Bitter red leaf and pistachio salad with thick, gooey, gungy, garlic dressing
This bitter red leaf and pistachio salad with warm roasted garlic is good all year round, but in the winter you could add dried cranberries. You could serve the dressing on the end of the endive leaves with drinks; or you can serve the whole, mixed together, as a salad.
If you rinse endive leaves briefly under warm water they stay crisp, but lose some of their bitterness.
Recipe for bitter red leaf and pistachio salad with thick, gooey, gungy, garlic dressing
- 1 bulb of garlic
- 1 red endive or radicchio
- 4 tbsps pistachio kernels
- A few sprigs of thyme
- 2 tsps grainy mustard
- 3 tbsps red vermouth
- 6 tbsps olive oil plus a little more – maybe not this much – it needs to be more of a paste….
- 1 tsp smoked salt
- Urfa pepper flakes
- A few spring onions or chives (optional)
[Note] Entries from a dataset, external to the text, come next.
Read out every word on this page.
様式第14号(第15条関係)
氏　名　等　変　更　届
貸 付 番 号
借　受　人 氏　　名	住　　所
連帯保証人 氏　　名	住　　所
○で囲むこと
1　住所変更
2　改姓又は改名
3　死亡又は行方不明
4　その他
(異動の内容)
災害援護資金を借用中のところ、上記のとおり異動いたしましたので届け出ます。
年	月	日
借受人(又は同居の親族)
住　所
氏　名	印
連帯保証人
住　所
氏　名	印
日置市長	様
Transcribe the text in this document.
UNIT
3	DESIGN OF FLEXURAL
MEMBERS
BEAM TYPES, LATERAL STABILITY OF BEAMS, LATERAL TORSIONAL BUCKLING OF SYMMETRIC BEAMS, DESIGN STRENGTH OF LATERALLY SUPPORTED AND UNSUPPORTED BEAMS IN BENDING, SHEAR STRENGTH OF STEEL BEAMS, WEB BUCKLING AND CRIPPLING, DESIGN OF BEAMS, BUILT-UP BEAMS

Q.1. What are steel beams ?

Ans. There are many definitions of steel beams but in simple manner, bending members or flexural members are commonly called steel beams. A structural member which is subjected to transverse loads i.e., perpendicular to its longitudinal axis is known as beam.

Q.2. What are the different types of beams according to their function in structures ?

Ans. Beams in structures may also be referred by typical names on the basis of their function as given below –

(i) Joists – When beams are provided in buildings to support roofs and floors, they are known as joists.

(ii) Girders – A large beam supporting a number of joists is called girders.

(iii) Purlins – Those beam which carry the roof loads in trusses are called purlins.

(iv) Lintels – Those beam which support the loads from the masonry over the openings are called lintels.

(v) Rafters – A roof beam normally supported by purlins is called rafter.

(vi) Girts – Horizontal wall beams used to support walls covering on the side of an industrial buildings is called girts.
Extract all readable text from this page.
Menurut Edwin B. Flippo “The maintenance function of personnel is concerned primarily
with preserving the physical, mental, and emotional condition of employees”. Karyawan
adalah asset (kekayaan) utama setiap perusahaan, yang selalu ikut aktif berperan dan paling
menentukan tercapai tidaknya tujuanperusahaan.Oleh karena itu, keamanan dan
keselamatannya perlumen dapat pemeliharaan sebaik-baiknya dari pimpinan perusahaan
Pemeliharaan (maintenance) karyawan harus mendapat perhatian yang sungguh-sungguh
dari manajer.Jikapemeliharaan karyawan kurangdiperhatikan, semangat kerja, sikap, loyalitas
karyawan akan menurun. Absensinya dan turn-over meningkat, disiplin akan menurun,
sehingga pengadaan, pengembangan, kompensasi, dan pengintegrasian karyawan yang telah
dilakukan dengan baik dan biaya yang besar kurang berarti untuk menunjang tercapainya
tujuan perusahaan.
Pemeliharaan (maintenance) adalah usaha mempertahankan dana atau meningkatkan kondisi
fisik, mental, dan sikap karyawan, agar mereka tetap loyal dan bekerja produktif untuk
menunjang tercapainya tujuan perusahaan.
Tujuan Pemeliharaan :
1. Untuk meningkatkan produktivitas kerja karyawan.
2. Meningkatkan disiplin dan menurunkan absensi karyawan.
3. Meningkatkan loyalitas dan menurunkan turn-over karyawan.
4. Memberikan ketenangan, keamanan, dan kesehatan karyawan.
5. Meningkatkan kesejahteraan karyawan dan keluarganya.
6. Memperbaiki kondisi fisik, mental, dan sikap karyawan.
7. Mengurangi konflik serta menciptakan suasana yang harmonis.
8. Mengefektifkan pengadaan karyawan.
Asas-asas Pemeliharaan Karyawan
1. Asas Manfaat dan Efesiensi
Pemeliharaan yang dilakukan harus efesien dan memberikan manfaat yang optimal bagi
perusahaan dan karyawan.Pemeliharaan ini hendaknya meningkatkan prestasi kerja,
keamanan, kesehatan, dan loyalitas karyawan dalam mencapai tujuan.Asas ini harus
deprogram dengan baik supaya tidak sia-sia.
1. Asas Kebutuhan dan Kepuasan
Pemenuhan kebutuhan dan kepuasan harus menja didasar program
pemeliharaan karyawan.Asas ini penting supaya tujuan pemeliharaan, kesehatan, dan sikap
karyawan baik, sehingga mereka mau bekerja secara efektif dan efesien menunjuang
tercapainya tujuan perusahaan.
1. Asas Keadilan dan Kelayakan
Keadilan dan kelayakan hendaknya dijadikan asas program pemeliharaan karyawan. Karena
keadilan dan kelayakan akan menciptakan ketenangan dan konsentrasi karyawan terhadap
- Preheat the oven to 210°C.
- Line a roasting tray with foil. Put the whole bulb of garlic on it (including all its skin etc), drizzle over some olive oil, and roast in the oven for about an hour.
- Make the rest of the dressing by mixing, in a small bowl, the thyme leaves, the mustard, the vermouth, the 6 tbsps olive oil, the salt and Urfa pepper flakes.
- Roughly chop the pistachios, and the endive. Put into a small salad bowl.
- When the hour is up for the garlic, take it out of the oven, and allow it to cool. When it’s cool enough to touch, cut it through, at the roots, with a VERY sharp knife. Squeeze the garlic, from the top, onto a chopping board, and mash.
- Add the garlic to the dressing.
- Serve either as amuse bouche, or as a salad.